Brasile, Telecom supera Claro Ma il Sud America perde colpi

Telecom Italia fa i conti con croci e delizie del business Carioca. In Brasile il gruppo di tlc presieduto da Franco Bernabé ha superato Claro per numero di clienti. Dopo circa tre anni la controllata Tim Brasil è, infatti, tornata al secondo posto tra gli operatori locali in termini di market share con una quota del 25,78% superando Claro (25,51%). Era già al secondo posto per redditività e ora è seconda anche per numero di clienti (al primo posto resta Vivo con il 29,53%).
Una buona notizia dopo la stangatina del fisco brasiliano che nel marzo scorso ha chiesto 550 milioni di euro a Tim Celular, società controllata da Tim Partecipacoes, a seguito di una verifica sugli anni dal 2006 al 2009. Il 20 aprile Tim Celular ha contestato la richiesta davanti alla giustizia amministrativa. «Il management, come confermato da appositi pareri legali - si legge nella semestrale di Telecom - non ritiene probabile che la società possa subire conseguenze negative dalle predette vicende». Ma, fisco a parte, gli esperti cominciano a vedere qualche nuvola all’orizzonte sudamericano delle tlc portata dall’onda lunga della crisi.
Dopo anni di forte crescita che avevano fatto parlare di un miracolo economico, anche il Brasile inizia infatti a subire gli effetti della tempesta che sta scuotendo le principali economie del mondo.

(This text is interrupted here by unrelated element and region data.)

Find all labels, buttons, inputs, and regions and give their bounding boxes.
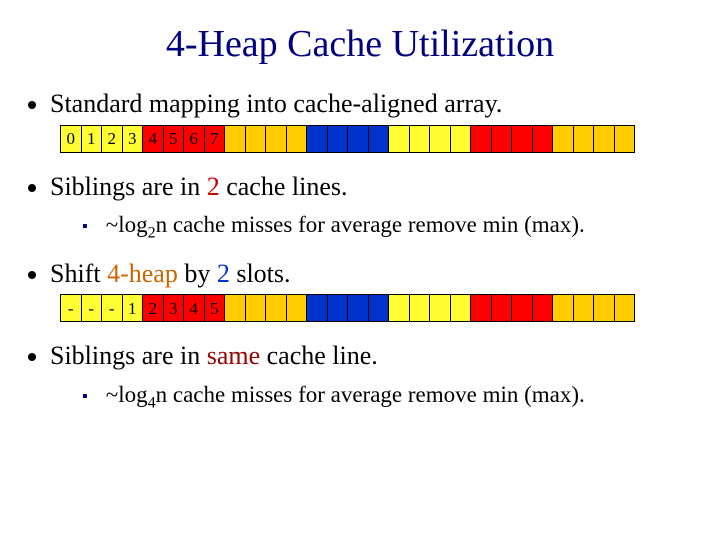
text: ~log — [106, 382, 148, 407]
text: n cache misses for average remove min (m… — [156, 382, 585, 407]
sub-bullet-log2: ~log2n cache misses for average remove m… — [82, 211, 692, 244]
array-cell: 7 — [204, 126, 225, 152]
text: Siblings are in — [50, 172, 207, 201]
array1-wrap: 01234567 — [60, 125, 692, 153]
text: n cache misses for average remove min (m… — [156, 212, 585, 237]
bullet-siblings-2-lines: Siblings are in 2 cache lines. ~log2n ca… — [50, 171, 692, 244]
array-cell — [491, 295, 512, 321]
text: cache lines. — [220, 172, 348, 201]
array-cell — [470, 126, 491, 152]
text-red: 2 — [207, 172, 220, 201]
array-cell — [368, 126, 389, 152]
array-cell — [327, 295, 348, 321]
text-orange: 4-heap — [107, 259, 178, 288]
array-cell — [347, 126, 368, 152]
array-cell: - — [81, 295, 102, 321]
array-cell: 1 — [122, 295, 143, 321]
array-cell: - — [60, 295, 81, 321]
array-cell — [306, 295, 327, 321]
array-cell — [429, 295, 450, 321]
array-cell — [368, 295, 389, 321]
array-cell — [327, 126, 348, 152]
array-cell: 3 — [163, 295, 184, 321]
array-cell — [265, 126, 286, 152]
array-cell — [511, 126, 532, 152]
text: ~log — [106, 212, 148, 237]
array-cell: 5 — [204, 295, 225, 321]
array-cell — [450, 126, 471, 152]
text: Siblings are in — [50, 341, 207, 370]
array-cell — [286, 126, 307, 152]
array-cell: 1 — [81, 126, 102, 152]
array-cell — [573, 295, 594, 321]
text: slots. — [230, 259, 291, 288]
array-cell — [593, 126, 614, 152]
text: cache line. — [260, 341, 378, 370]
bullet-shift-heap: Shift 4-heap by 2 slots. ---12345 — [50, 258, 692, 323]
bullet-list: Standard mapping into cache-aligned arra… — [28, 88, 692, 413]
array-cell — [511, 295, 532, 321]
sub-bullet-log4: ~log4n cache misses for average remove m… — [82, 381, 692, 414]
slide: 4-Heap Cache Utilization Standard mappin… — [0, 0, 720, 413]
array-cell: 6 — [183, 126, 204, 152]
array-cell — [450, 295, 471, 321]
array-cell — [388, 126, 409, 152]
bullet-standard-mapping: Standard mapping into cache-aligned arra… — [50, 88, 692, 153]
array-cell: 4 — [183, 295, 204, 321]
text-blue: 2 — [217, 259, 230, 288]
text: Shift — [50, 259, 107, 288]
slide-title: 4-Heap Cache Utilization — [28, 22, 692, 66]
array-cell — [593, 295, 614, 321]
array2: ---12345 — [60, 294, 635, 322]
array-cell — [491, 126, 512, 152]
array1: 01234567 — [60, 125, 635, 153]
array-cell — [532, 126, 553, 152]
array-cell — [347, 295, 368, 321]
array-cell — [470, 295, 491, 321]
array2-wrap: ---12345 — [60, 294, 692, 322]
array-cell — [409, 126, 430, 152]
array-cell — [552, 295, 573, 321]
array-cell — [429, 126, 450, 152]
sub-list: ~log2n cache misses for average remove m… — [50, 211, 692, 244]
array-cell — [265, 295, 286, 321]
array-cell: 5 — [163, 126, 184, 152]
array-cell — [614, 295, 635, 321]
array-cell — [614, 126, 635, 152]
array-cell — [552, 126, 573, 152]
array-cell — [532, 295, 553, 321]
array-cell — [245, 126, 266, 152]
array-cell: 3 — [122, 126, 143, 152]
text-darkred: same — [207, 341, 260, 370]
array-cell — [224, 295, 245, 321]
sub-list: ~log4n cache misses for average remove m… — [50, 381, 692, 414]
array-cell — [306, 126, 327, 152]
array-cell — [388, 295, 409, 321]
array-cell — [409, 295, 430, 321]
subscript: 4 — [148, 394, 156, 411]
array-cell: 2 — [101, 126, 122, 152]
array-cell: - — [101, 295, 122, 321]
array-cell — [224, 126, 245, 152]
array-cell — [573, 126, 594, 152]
array-cell — [286, 295, 307, 321]
subscript: 2 — [148, 225, 156, 242]
array-cell: 2 — [142, 295, 163, 321]
text: by — [178, 259, 217, 288]
array-cell: 0 — [60, 126, 81, 152]
array-cell — [245, 295, 266, 321]
array-cell: 4 — [142, 126, 163, 152]
text: Standard mapping into cache-aligned arra… — [50, 89, 502, 118]
bullet-siblings-same-line: Siblings are in same cache line. ~log4n … — [50, 340, 692, 413]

Lo scorso anno il Paese ha fatto registrare una crescita del prodotto interno lordo del 7,5%, ma stando agli ultimi dati di giugno, l’economia brasiliana si è contratta per la prima volta dal 2008, l’anno in cui è iniziata la crisi finanziaria a livello globale. Secondo gli economisti, la crescita del pil quest’anno si fermerà al di sotto del 4%, un dato per il quale molti Stati europei farebbero carte false ma che per il Brasile segna un notevole rallentamento e pone diversi interrogativi sulla capacità di cavalcare i vantaggi della rapida crescita economica degli ultimi anni. Tra le principali cause del rallentamento dell’economia c’è la progressiva riduzione dei consumi: la classe media aveva favorito la crescita acquistando numerosi beni di consumo, dai telefonini alle automobili, a ritmi molto sostenuti. Sull’onda della forte crescita in molti hanno vissuto al di sopra delle loro possibilità, contraendo debiti che ora faticano a saldare e a cui cercano di far fronte riducendo al minimo i consumi di beni non essenziali.

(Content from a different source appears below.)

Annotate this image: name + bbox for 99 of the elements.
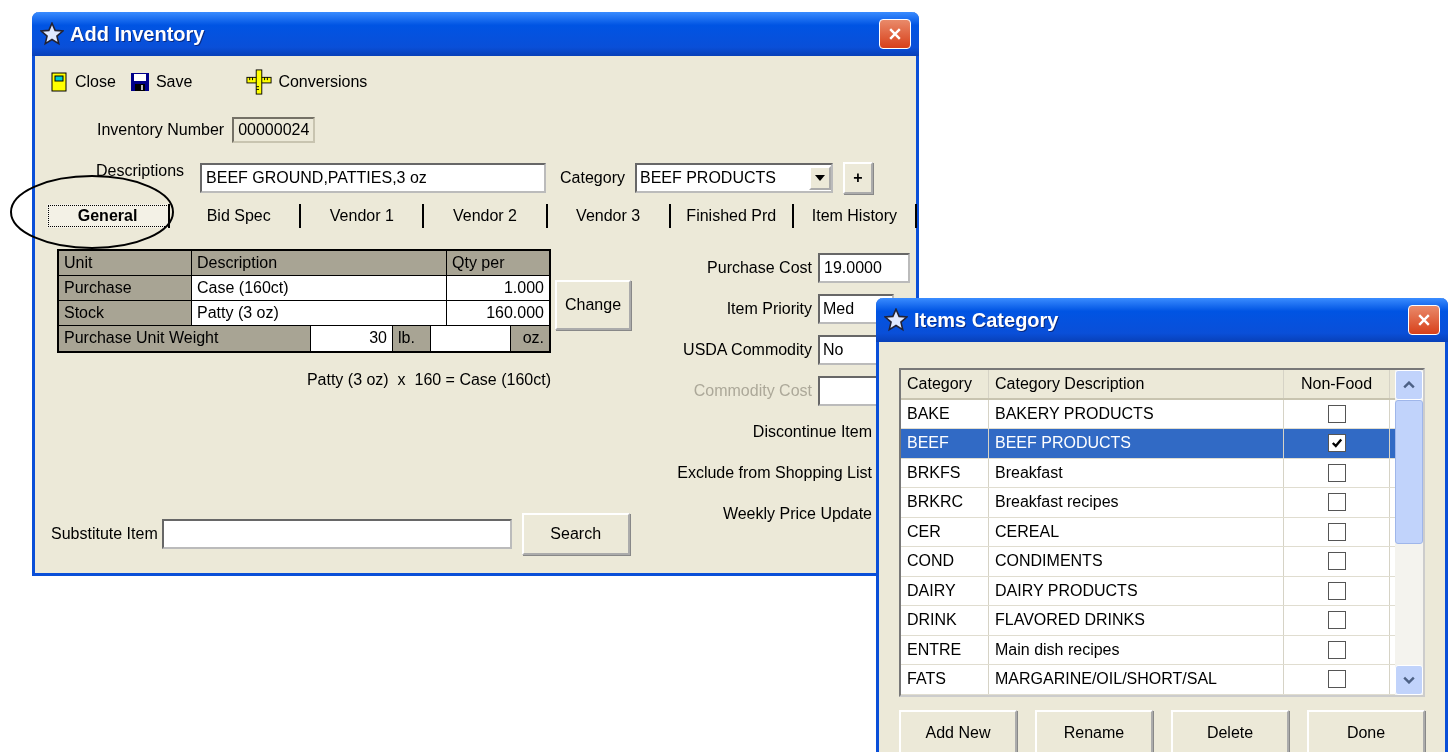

«Anche il Brasile e l’Argentina non potranno evitare un rallentamento economico e ricordiamoci che il Sudamerica è il motore della crescita di Telecom Italia», spiega l’analista finanziario indipendente Paolo Barrai, sottolineando i rischi di una contrazione del business domestico, l’impatto del debito e il possibile aumento dei tassi di interesse che potrebbero mettere sotto pressione i risultati futuri. «Ricordiamoci anche - aggiunge Barrai - che la cassaforte di controllo di Telecom ovvero Telco, ha bisogno di dividendi per pagare gli interessi sul debito, ma i dividendi potrebbero essere tagliati. Telco, inoltre, ha dato in pegno azioni Telecom alle banche in cambio del finanziamento, ma gli istituti potrebbero escutere la garanzia se le azioni scenderanno».
A fine periodo la quota delle attività di Telecom in Sud America si attesta, in termini organici, al 34% del fatturato e al 20% della cassa operativa del gruppo di Bernabé. Mentre il mercato domestico, si legge nella semestrale di Telecom, «continua a essere caratterizzato da dinamiche di business cedenti per effetto di una difficile situazione macroeconomica e di una forte concorrenza sul mercato. Il riposizionamento competitivo, attuato a partire dallo scorso anno, sta però cominciando a dare risultati: la contrazione dei ricavi sta rallentando grazie, in particolare, alla stabilizzazione dei prezzi sul comparto mobile e alla difesa del valore della base clienti sul comparto fisso». E sul futuro del business italiano delle tlc spunta, però, il fantasma di nuove tasse: ieri mattina il titolo Telecom è arrivato a perdere quasi il 3% affossato dall’ipotesi di un’estensione della Robin Tax a tutti i soggetti titolari di concessioni, comprendendo quindi anche tlc e autostrade, in cambio dell’esclusione delle società che operano nelle rinnovabili.